A port of postmarketOS for the G4 Play exists under the code name motorola-harpia.

==Models G4==
The Moto G4 is available in a standard model, as well as the Moto G4 Play and Moto G4 Plus. The Play is a low-end model with reduced specifications, as well as an 8-megapixel camera and 720p display. The Plus model is a high-end version that features a 16-megapixel camera with dual-tone flash and infrared auto-focus, as well as an integrated fingerprint reader, up to 4 GB of RAM, and up to 64 GB of internal storage.

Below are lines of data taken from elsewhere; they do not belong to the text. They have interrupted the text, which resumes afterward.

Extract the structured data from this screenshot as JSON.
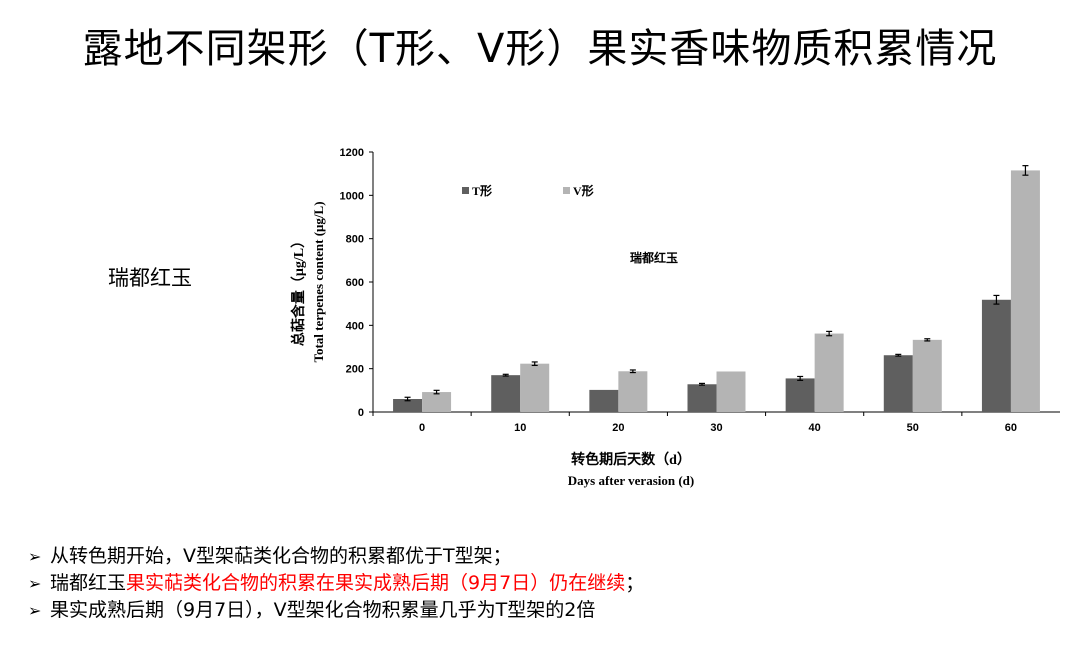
{
  "slide": {
    "title": "露地不同架形（T形、V形）果实香味物质积累情况",
    "side_label": "瑞都红玉"
  },
  "bullets": [
    {
      "marker": "➢",
      "text": "从转色期开始，V型架萜类化合物的积累都优于T型架；"
    },
    {
      "marker": "➢",
      "text_before": "瑞都红玉",
      "text_highlight": "果实萜类化合物的积累在果实成熟后期（9月7日）仍在继续",
      "text_after": "；",
      "highlight_color": "#ff0000"
    },
    {
      "marker": "➢",
      "text": "果实成熟后期（9月7日），V型架化合物积累量几乎为T型架的2倍"
    }
  ],
  "chart_data": {
    "type": "bar",
    "title": "瑞都红玉",
    "categories": [
      "0",
      "10",
      "20",
      "30",
      "40",
      "50",
      "60"
    ],
    "series": [
      {
        "name": "T形",
        "color": "#5f5f5f",
        "values": [
          60,
          170,
          102,
          128,
          155,
          262,
          518
        ],
        "errors": [
          8,
          4,
          0,
          4,
          9,
          4,
          20
        ]
      },
      {
        "name": "V形",
        "color": "#b4b4b4",
        "values": [
          92,
          223,
          188,
          187,
          362,
          333,
          1115
        ],
        "errors": [
          8,
          8,
          6,
          0,
          10,
          5,
          22
        ]
      }
    ],
    "xlabel_cn": "转色期后天数（d）",
    "xlabel_en": "Days after verasion (d)",
    "ylabel_cn": "总萜含量（μg/L）",
    "ylabel_en": "Total terpenes content (μg/L)",
    "ylim": [
      0,
      1200
    ],
    "yticks": [
      "0",
      "200",
      "400",
      "600",
      "800",
      "1000",
      "1200"
    ],
    "legend_position": "top-left",
    "grid": false
  }
}
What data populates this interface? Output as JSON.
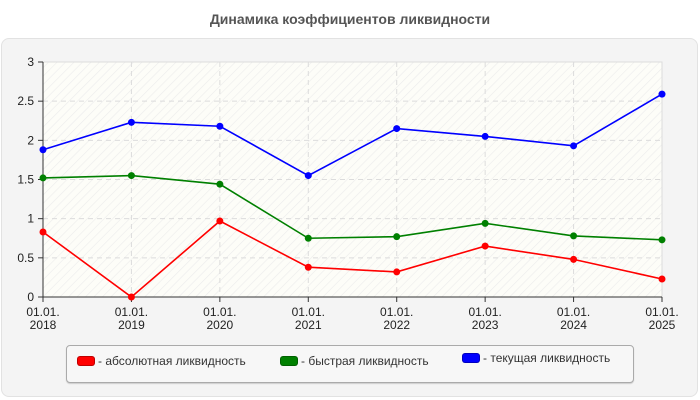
{
  "title": "Динамика коэффициентов ликвидности",
  "chart_data": {
    "type": "line",
    "title": "Динамика коэффициентов ликвидности",
    "xlabel": "",
    "ylabel": "",
    "categories": [
      "01.01.\n2018",
      "01.01.\n2019",
      "01.01.\n2020",
      "01.01.\n2021",
      "01.01.\n2022",
      "01.01.\n2023",
      "01.01.\n2024",
      "01.01.\n2025"
    ],
    "x_labels_line1": [
      "01.01.",
      "01.01.",
      "01.01.",
      "01.01.",
      "01.01.",
      "01.01.",
      "01.01.",
      "01.01."
    ],
    "x_labels_line2": [
      "2018",
      "2019",
      "2020",
      "2021",
      "2022",
      "2023",
      "2024",
      "2025"
    ],
    "ylim": [
      0,
      3
    ],
    "yticks": [
      0,
      0.5,
      1,
      1.5,
      2,
      2.5,
      3
    ],
    "ytick_labels": [
      "0",
      "0.5",
      "1",
      "1.5",
      "2",
      "2.5",
      "3"
    ],
    "grid": true,
    "legend_position": "bottom",
    "series": [
      {
        "name": "- абсолютная ликвидность",
        "color": "#ff0000",
        "values": [
          0.83,
          0.0,
          0.97,
          0.38,
          0.32,
          0.65,
          0.48,
          0.23
        ]
      },
      {
        "name": "- быстрая ликвидность",
        "color": "#008000",
        "values": [
          1.52,
          1.55,
          1.44,
          0.75,
          0.77,
          0.94,
          0.78,
          0.73
        ]
      },
      {
        "name": "- текущая ликвидность",
        "color": "#0000ff",
        "values": [
          1.88,
          2.23,
          2.18,
          1.55,
          2.15,
          2.05,
          1.93,
          2.59
        ]
      }
    ]
  },
  "legend": {
    "items": [
      {
        "label": "- абсолютная ликвидность",
        "color": "#ff0000"
      },
      {
        "label": "- быстрая ликвидность",
        "color": "#008000"
      },
      {
        "label": "- текущая ликвидность",
        "color": "#0000ff"
      }
    ]
  }
}
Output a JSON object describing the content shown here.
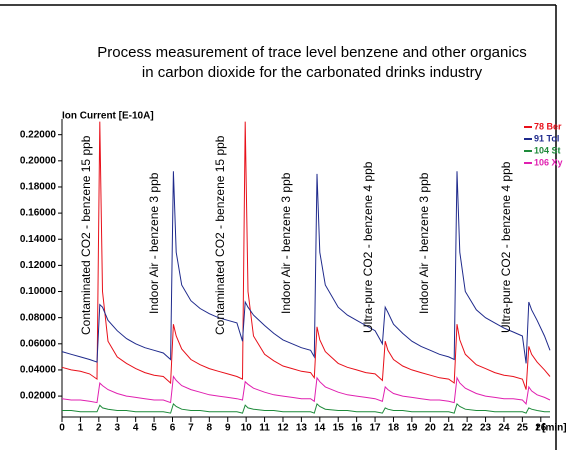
{
  "chart_data": {
    "type": "line",
    "title": "Process measurement of trace level benzene and other organics",
    "subtitle": "in carbon dioxide for the carbonated drinks industry",
    "y_label": "Ion Current [E-10A]",
    "x_label": "t [min]",
    "annotations": [
      "Contaminated CO2 - benzene 15 ppb",
      "Indoor Air - benzene 3 ppb",
      "Contaminated CO2 - benzene 15 ppb",
      "Indoor Air - benzene 3 ppb",
      "Ultra-pure CO2 - benzene 4 ppb",
      "Indoor Air - benzene 3 ppb",
      "Ultra-pure CO2 - benzene 4 ppb"
    ],
    "xlim": [
      0,
      26.5
    ],
    "xticks": [
      0,
      1,
      2,
      3,
      4,
      5,
      6,
      7,
      8,
      9,
      10,
      11,
      12,
      13,
      14,
      15,
      16,
      17,
      18,
      19,
      20,
      21,
      22,
      23,
      24,
      25,
      26
    ],
    "ylim": [
      0.004,
      0.232
    ],
    "yticks": [
      {
        "value": 0.02,
        "label": "0.02000"
      },
      {
        "value": 0.04,
        "label": "0.04000"
      },
      {
        "value": 0.06,
        "label": "0.06000"
      },
      {
        "value": 0.08,
        "label": "0.08000"
      },
      {
        "value": 0.1,
        "label": "0.10000"
      },
      {
        "value": 0.12,
        "label": "0.12000"
      },
      {
        "value": 0.14,
        "label": "0.14000"
      },
      {
        "value": 0.16,
        "label": "0.16000"
      },
      {
        "value": 0.18,
        "label": "0.18000"
      },
      {
        "value": 0.2,
        "label": "0.20000"
      },
      {
        "value": 0.22,
        "label": "0.22000"
      }
    ],
    "grid": false,
    "legend": "right",
    "x": [
      0,
      0.5,
      1,
      1.5,
      1.9,
      2.05,
      2.2,
      2.5,
      3,
      3.5,
      4,
      4.5,
      5,
      5.5,
      5.9,
      6.05,
      6.2,
      6.5,
      7,
      7.5,
      8,
      8.5,
      9,
      9.5,
      9.8,
      9.95,
      10.1,
      10.4,
      11,
      11.5,
      12,
      12.5,
      13,
      13.5,
      13.7,
      13.85,
      14,
      14.3,
      15,
      15.5,
      16,
      16.5,
      17,
      17.4,
      17.55,
      17.7,
      18,
      18.5,
      19,
      19.5,
      20,
      20.5,
      21,
      21.3,
      21.45,
      21.6,
      21.9,
      22.5,
      23,
      23.5,
      24,
      24.5,
      25,
      25.2,
      25.35,
      25.5,
      25.8,
      26.2,
      26.5
    ],
    "series": [
      {
        "name": "78 Ber",
        "color": "#e8101a",
        "values": [
          0.042,
          0.04,
          0.039,
          0.037,
          0.033,
          0.23,
          0.1,
          0.062,
          0.05,
          0.045,
          0.041,
          0.038,
          0.036,
          0.035,
          0.03,
          0.075,
          0.066,
          0.056,
          0.048,
          0.044,
          0.041,
          0.039,
          0.037,
          0.035,
          0.033,
          0.23,
          0.1,
          0.066,
          0.052,
          0.047,
          0.043,
          0.041,
          0.039,
          0.038,
          0.034,
          0.073,
          0.063,
          0.054,
          0.045,
          0.042,
          0.04,
          0.038,
          0.037,
          0.032,
          0.062,
          0.055,
          0.048,
          0.043,
          0.04,
          0.038,
          0.036,
          0.034,
          0.033,
          0.03,
          0.075,
          0.063,
          0.052,
          0.044,
          0.041,
          0.038,
          0.036,
          0.035,
          0.033,
          0.025,
          0.058,
          0.052,
          0.046,
          0.04,
          0.035
        ]
      },
      {
        "name": "91 Tol",
        "color": "#1f2a8c",
        "values": [
          0.054,
          0.052,
          0.05,
          0.048,
          0.046,
          0.09,
          0.088,
          0.078,
          0.07,
          0.064,
          0.06,
          0.057,
          0.055,
          0.053,
          0.048,
          0.192,
          0.13,
          0.105,
          0.093,
          0.087,
          0.083,
          0.08,
          0.078,
          0.076,
          0.062,
          0.092,
          0.088,
          0.082,
          0.074,
          0.068,
          0.063,
          0.06,
          0.057,
          0.055,
          0.05,
          0.19,
          0.13,
          0.105,
          0.088,
          0.082,
          0.078,
          0.074,
          0.07,
          0.06,
          0.088,
          0.084,
          0.075,
          0.068,
          0.062,
          0.058,
          0.055,
          0.052,
          0.05,
          0.048,
          0.192,
          0.13,
          0.1,
          0.086,
          0.08,
          0.076,
          0.072,
          0.069,
          0.066,
          0.045,
          0.092,
          0.086,
          0.078,
          0.066,
          0.055
        ]
      },
      {
        "name": "104 St",
        "color": "#1e8a3a",
        "values": [
          0.009,
          0.009,
          0.008,
          0.008,
          0.008,
          0.013,
          0.011,
          0.01,
          0.009,
          0.009,
          0.008,
          0.008,
          0.008,
          0.008,
          0.007,
          0.014,
          0.012,
          0.01,
          0.009,
          0.009,
          0.008,
          0.008,
          0.008,
          0.008,
          0.007,
          0.013,
          0.011,
          0.01,
          0.009,
          0.009,
          0.008,
          0.008,
          0.008,
          0.008,
          0.007,
          0.014,
          0.012,
          0.01,
          0.009,
          0.009,
          0.008,
          0.008,
          0.008,
          0.007,
          0.011,
          0.01,
          0.009,
          0.009,
          0.008,
          0.008,
          0.008,
          0.008,
          0.008,
          0.007,
          0.014,
          0.012,
          0.01,
          0.009,
          0.009,
          0.008,
          0.008,
          0.008,
          0.008,
          0.007,
          0.011,
          0.01,
          0.009,
          0.008,
          0.008
        ]
      },
      {
        "name": "106 Xy",
        "color": "#e020b0",
        "values": [
          0.018,
          0.017,
          0.017,
          0.016,
          0.015,
          0.03,
          0.028,
          0.025,
          0.022,
          0.02,
          0.019,
          0.018,
          0.017,
          0.017,
          0.015,
          0.035,
          0.032,
          0.028,
          0.025,
          0.023,
          0.021,
          0.02,
          0.019,
          0.018,
          0.017,
          0.031,
          0.029,
          0.026,
          0.023,
          0.021,
          0.02,
          0.019,
          0.018,
          0.018,
          0.016,
          0.034,
          0.031,
          0.027,
          0.023,
          0.021,
          0.02,
          0.019,
          0.018,
          0.016,
          0.027,
          0.025,
          0.022,
          0.02,
          0.019,
          0.018,
          0.017,
          0.017,
          0.016,
          0.015,
          0.034,
          0.03,
          0.026,
          0.022,
          0.02,
          0.019,
          0.018,
          0.018,
          0.017,
          0.014,
          0.027,
          0.024,
          0.021,
          0.019,
          0.017
        ]
      }
    ]
  }
}
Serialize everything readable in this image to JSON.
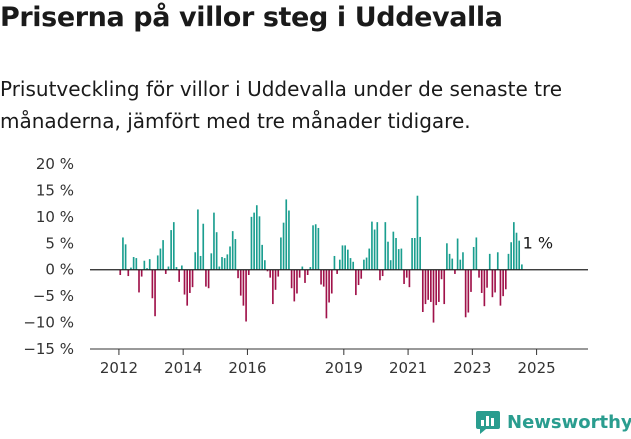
{
  "header": {
    "title": "Priserna på villor steg i Uddevalla",
    "subtitle": "Prisutveckling för villor i Uddevalla under de senaste tre månaderna, jämfört med tre månader tidigare."
  },
  "brand": {
    "name": "Newsworthy"
  },
  "colors": {
    "positive": "#1a9e8f",
    "negative": "#a0124a",
    "zero_line": "#222222",
    "axis": "#333333"
  },
  "chart_data": {
    "type": "bar",
    "title": "Priserna på villor steg i Uddevalla",
    "xlabel": "",
    "ylabel": "",
    "ylim": [
      -15,
      20
    ],
    "yticks": [
      20,
      15,
      10,
      5,
      0,
      -5,
      -10,
      -15
    ],
    "ytick_labels": [
      "20 %",
      "15 %",
      "10 %",
      "5 %",
      "0 %",
      "−5 %",
      "−10 %",
      "−15 %"
    ],
    "xticks": [
      2012,
      2014,
      2016,
      2019,
      2021,
      2023,
      2025
    ],
    "xtick_labels": [
      "2012",
      "2014",
      "2016",
      "2019",
      "2021",
      "2023",
      "2025"
    ],
    "start": "2012-01",
    "values": [
      -1.0,
      6.1,
      4.8,
      -1.2,
      0.4,
      2.4,
      2.2,
      -4.3,
      -1.3,
      1.7,
      0.3,
      2.0,
      -5.4,
      -8.8,
      2.7,
      4.0,
      5.6,
      -0.8,
      0.6,
      7.5,
      9.0,
      0.5,
      -2.3,
      0.8,
      -4.7,
      -6.8,
      -4.4,
      -3.3,
      3.3,
      11.4,
      2.6,
      8.7,
      -3.2,
      -3.5,
      3.1,
      10.8,
      7.1,
      0.6,
      2.4,
      2.2,
      2.9,
      4.4,
      7.3,
      5.8,
      -1.6,
      -4.9,
      -6.8,
      -9.8,
      -1.0,
      10.0,
      10.8,
      12.2,
      10.1,
      4.7,
      1.8,
      -0.3,
      -1.5,
      -6.5,
      -3.8,
      -1.3,
      6.1,
      8.9,
      13.3,
      11.2,
      -3.5,
      -6.0,
      -4.5,
      -1.5,
      0.6,
      -2.5,
      -1.0,
      0.5,
      8.4,
      8.6,
      7.9,
      -2.8,
      -3.2,
      -9.2,
      -6.2,
      -4.5,
      2.6,
      -0.8,
      1.9,
      4.6,
      4.6,
      3.8,
      2.2,
      1.5,
      -4.8,
      -2.9,
      -1.7,
      1.9,
      2.3,
      4.0,
      9.1,
      7.6,
      9.0,
      -2.0,
      -1.2,
      9.0,
      5.3,
      1.8,
      7.2,
      6.0,
      3.9,
      4.0,
      -2.7,
      -1.5,
      -3.3,
      6.0,
      6.0,
      14.0,
      6.2,
      -8.0,
      -6.5,
      -5.7,
      -6.1,
      -10.0,
      -6.7,
      -6.1,
      -1.8,
      -6.5,
      5.0,
      3.0,
      2.1,
      -0.8,
      5.9,
      1.9,
      3.3,
      -9.0,
      -8.1,
      -4.2,
      4.3,
      6.1,
      -1.5,
      -4.4,
      -6.9,
      -3.4,
      3.0,
      -5.2,
      -4.3,
      3.3,
      -6.8,
      -5.0,
      -3.7,
      3.0,
      5.2,
      9.0,
      7.0,
      5.5,
      1.0
    ],
    "annotation": "1 %"
  }
}
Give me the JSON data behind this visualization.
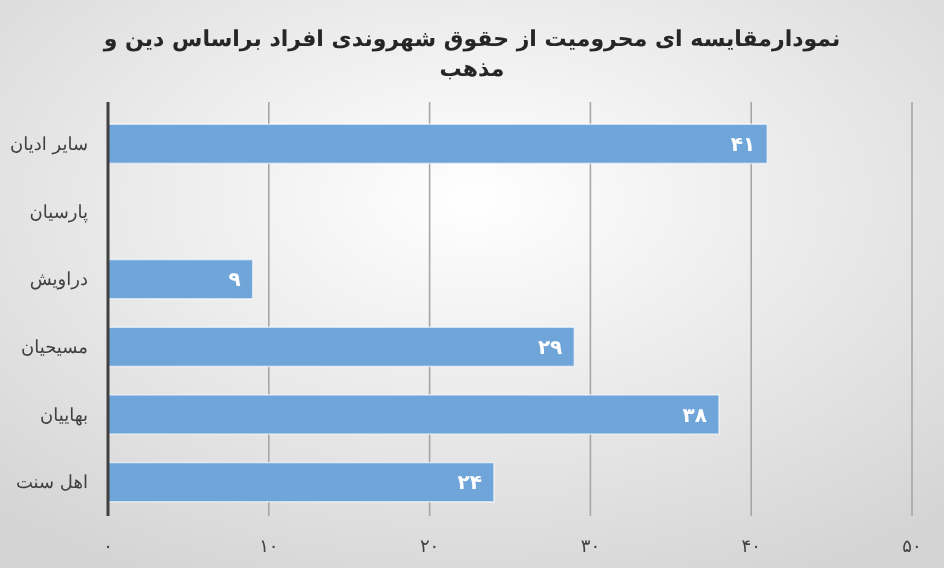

The G4 and G4 Play were also sold as part of Amazon.com's Prime Exclusive program, which offered a discounted version of the phone to Amazon Prime subscribers, subsidized by the display of personalized advertising on the lock screen. Due to this, the Prime Exclusive models of the device are ineligible for Motorola's bootloader unlocking program.

== Model comparison ==

| Stat | Moto G4 Play |  | Moto G4 | Moto G4 Plus |
|---|---|---|---|---|
| Model | XT1604 (Europe) | XT1607 (USA) XT1609 (Verizon) | XT1625 (USA, India) XT1622 (Europe) | XT1640 (Brazil) XT1641 (Canada, Mexico) XT1642 (Spain, Australia) XT1643 (India) XT1644 (Canada, USA, India, Europe) |
| Processor | Snapdragon 410 at 1.2 GHz |  | Snapdragon 617 at 1.5 GHz |  |
| Processor Cores | 4 cores |  | 8 cores (4x 1.5 GHz ARM Cortex-A53, 4x 1.2 GHz ARM Cortex-A53 ) |  |
| GPU | Adreno 306 GPU |  | Adreno 405 GPU |  |
| RAM | 1 GB | 2 GB |  | 2, 3 or 4 GB |
| Storage | 16 or 32 GB |  |  | 16, 32, or 64 GB |
| WiFi/Bluetooth | 802.11 b/g/n (2.4 GHz) Bluetooth LE 4.1 |  | 802.11 b/g/n (2.4+5 GHz) Bluetooth LE 4.2 |  |
| Display Resolution | HD (1280 x 720) |  | Full HD (1920 x 1080) |  |
| Display Size | 5", 294 ppi |  | 5.5", 401 ppi |  |
| Rear Camera | 8 MP ( CMOS ) f/2.2 1080p30 video |  | 13 MP ( CMOS ) f/2.0 1080p30 video w/ slow-motion | 16 MP ( OmniVision - OV16860 - PureCel ) f/2.0 PDAF and laser autofocus 1080p30 video w/ slow-motion |
| Front camera | 5 MP f/2.2 |  | 5 MP ( OmniVision - OV5693 - CMOS BSI ) f/2.2 720p30 video |  |
| Sensor | Proximity Light Accelerometer |  | Proximity, Light Accelerometer |  |
| NFC | Yes | No |  |  |
| Battery | 2800 mAh removable |  | 3000 mAh non-removable w/ TurboPower charging |  |
| Fingerprint reader | No |  |  | Yes |

==Reception==

The Moto G4 was lauded as a top budget smartphone, with Android Central concluding that it "represents the ideal experience for an inexpensive Android phone and is a fantastic value." CNET called the G4 an "unbeatable bargain." Others noticed that, unlike the third-generation Moto G, the price of the G4 did not make it much cheaper than more powerful phones.